The threat of a rampaging servant merely illustrates the futility of obligating a master for a free-minded slave's damages.  This view of the exemption of eved is not a novel addition of the Rambam.  The very mishna in Yadayim which our gemara quoted supplies this logic.  Interestingly enough, the gemara in Bava Kama chose not to cite this reasoning.  The Rambam appears to have based the exclusion upon this notion.  An owner is not responsible for payment of items which he cannot and does not have to watch.  The Torah only obligated him to guard items which have no will of their own and hence CAN be guarded.  Servants and children were never included in an owner's obligation.


            Based upon the Rambam's reading, we might suggest an alternative analysis of our sugya.  The gemara's initial suggestion - to deduce from this mishna that kavana lehazik on the part of the animal is a mitigating factor - might have been based upon this notion.  If indeed, servants and minors acting on their own volition lie beyond one's legal liabilities, can the same case be made for an animal acting with a will of its own?  Indeed, damages of shein and regel – in which the animal acts instinctively - are the owner's responsibility to protect against.  What about an animal possessed with some aggressive desire to damage?  Does this define the animal as "unwatchable" and not included within an owner's responsibility?  Might this have been the gemara's initial comparison between kavana lehazik in the case of keren and "yesh lahem da'at" (they have a will of their own) in the case of servants?
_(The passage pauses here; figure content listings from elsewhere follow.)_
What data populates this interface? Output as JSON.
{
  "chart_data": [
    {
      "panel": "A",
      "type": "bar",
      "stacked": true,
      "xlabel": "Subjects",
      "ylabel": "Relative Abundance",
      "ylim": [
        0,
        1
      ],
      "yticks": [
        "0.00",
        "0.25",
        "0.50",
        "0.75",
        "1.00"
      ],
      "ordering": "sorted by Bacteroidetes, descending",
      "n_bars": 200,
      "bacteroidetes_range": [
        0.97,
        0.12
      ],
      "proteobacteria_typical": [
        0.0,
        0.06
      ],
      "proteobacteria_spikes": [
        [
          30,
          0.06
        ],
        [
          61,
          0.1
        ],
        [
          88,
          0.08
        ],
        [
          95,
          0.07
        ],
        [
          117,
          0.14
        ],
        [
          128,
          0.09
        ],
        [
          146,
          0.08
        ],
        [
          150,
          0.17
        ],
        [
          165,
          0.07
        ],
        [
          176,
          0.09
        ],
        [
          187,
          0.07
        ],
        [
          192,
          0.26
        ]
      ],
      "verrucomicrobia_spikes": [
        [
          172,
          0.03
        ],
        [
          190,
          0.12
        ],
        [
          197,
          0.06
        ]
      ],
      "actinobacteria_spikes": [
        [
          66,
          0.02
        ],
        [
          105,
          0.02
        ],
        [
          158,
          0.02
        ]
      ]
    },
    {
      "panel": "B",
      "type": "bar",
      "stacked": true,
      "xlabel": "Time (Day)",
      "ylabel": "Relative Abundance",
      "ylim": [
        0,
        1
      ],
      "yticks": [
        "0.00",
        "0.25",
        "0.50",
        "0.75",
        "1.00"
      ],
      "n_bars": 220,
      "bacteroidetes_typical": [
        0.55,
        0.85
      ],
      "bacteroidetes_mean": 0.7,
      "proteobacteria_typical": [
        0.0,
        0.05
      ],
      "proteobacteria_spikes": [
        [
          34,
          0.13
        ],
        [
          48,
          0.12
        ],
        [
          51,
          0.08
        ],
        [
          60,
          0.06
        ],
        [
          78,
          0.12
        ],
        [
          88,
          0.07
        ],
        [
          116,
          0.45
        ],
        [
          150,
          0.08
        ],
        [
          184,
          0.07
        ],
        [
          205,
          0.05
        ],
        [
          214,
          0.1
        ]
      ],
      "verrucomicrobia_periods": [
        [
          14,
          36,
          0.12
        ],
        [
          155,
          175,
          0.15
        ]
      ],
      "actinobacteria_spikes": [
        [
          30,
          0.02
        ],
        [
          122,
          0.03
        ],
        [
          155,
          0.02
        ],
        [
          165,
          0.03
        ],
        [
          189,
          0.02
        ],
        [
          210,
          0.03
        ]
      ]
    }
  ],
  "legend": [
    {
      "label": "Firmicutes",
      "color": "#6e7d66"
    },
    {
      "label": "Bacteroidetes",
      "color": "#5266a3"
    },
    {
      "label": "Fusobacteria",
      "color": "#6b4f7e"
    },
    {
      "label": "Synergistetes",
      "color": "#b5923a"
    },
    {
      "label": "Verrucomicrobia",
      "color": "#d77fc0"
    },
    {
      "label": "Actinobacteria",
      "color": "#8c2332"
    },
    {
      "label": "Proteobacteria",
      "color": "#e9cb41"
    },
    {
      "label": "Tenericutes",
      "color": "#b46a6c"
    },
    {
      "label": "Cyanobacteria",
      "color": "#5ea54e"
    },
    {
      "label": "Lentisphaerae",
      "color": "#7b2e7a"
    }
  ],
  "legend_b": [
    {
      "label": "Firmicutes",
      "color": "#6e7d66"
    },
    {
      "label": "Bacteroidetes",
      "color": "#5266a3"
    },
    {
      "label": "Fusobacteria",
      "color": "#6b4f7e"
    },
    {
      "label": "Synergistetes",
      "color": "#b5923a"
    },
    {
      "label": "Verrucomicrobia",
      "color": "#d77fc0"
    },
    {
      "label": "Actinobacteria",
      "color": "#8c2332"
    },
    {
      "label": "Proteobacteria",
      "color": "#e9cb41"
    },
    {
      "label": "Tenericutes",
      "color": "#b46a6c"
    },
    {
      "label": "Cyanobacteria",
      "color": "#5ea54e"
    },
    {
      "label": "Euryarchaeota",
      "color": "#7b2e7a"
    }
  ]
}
            Of course the gemara ultimately rejects this inference and does not see in the case of servants a precedent for excusing an owner from keren damages.  Is this because the gemara retreats from this fundamental understanding of the servant exemption, choosing instead to define it as a rabbinic decree aimed at protecting the master and hence irrelevant to the keren discussion?  Or does the gemara maintain its view of the servant exclusion as driven by a fundamental limitation of owner liability to items without free will?  Animals, however, acting upon aggressive tendencies are not deemed as possessing their own will.  The basic model remains even in the gemara's conclusion (as the Rambam's position seems to indicate).  What fails, however, is the comparison to animals.  A servant acts with free will and lies beyond the bounds of owner liability.  The same cannot be said about an animal – even if it seems to act of its own volition.



Mekorot for Bava Kama shiur #8




1.    3b – "Ve-khi ka'amar Rav Papa a-toleda de-mav'eh… ke-mav'eh."

2.    "Mai mav'eh… matmorohi"; 4a – "u-Shmuel mai ta'ama lo amar ke-Rav… hakha nami adam shemirat gufo alav," Tosefot s.v. keivan.

3.    Mishna, 26a; Gemara, 26b until "le-inyan nezikin chayav."

4.    27b – "U-va acheir… ba-afeila shanu"; Tosefot s.v. u-Shmuel.

5.    Bava Metzia 82b – "Tanu Rabbanan… yeshalem"; Ramban s.v. ve-ata.




1.    Logically, does the category of "adam ha-mazik" belong together with the other categories listed in our mishna?  Why or why not?

2.    Rav and Shmuel argue also as to whether or not keren constitutes one of the four avot nezikin (general categories of damage liability).  Try to explain the conceptual underpinnings of this debate.

3.    What is the dispute between Tosefot and the Ramban in explaining the mishna's comment, "adam mu'ad le-olam"?

4.    Do Tosefot and Ramban argue with regard to the fundamental basis for liability in cases of "adam ha-mazik"?  Explain.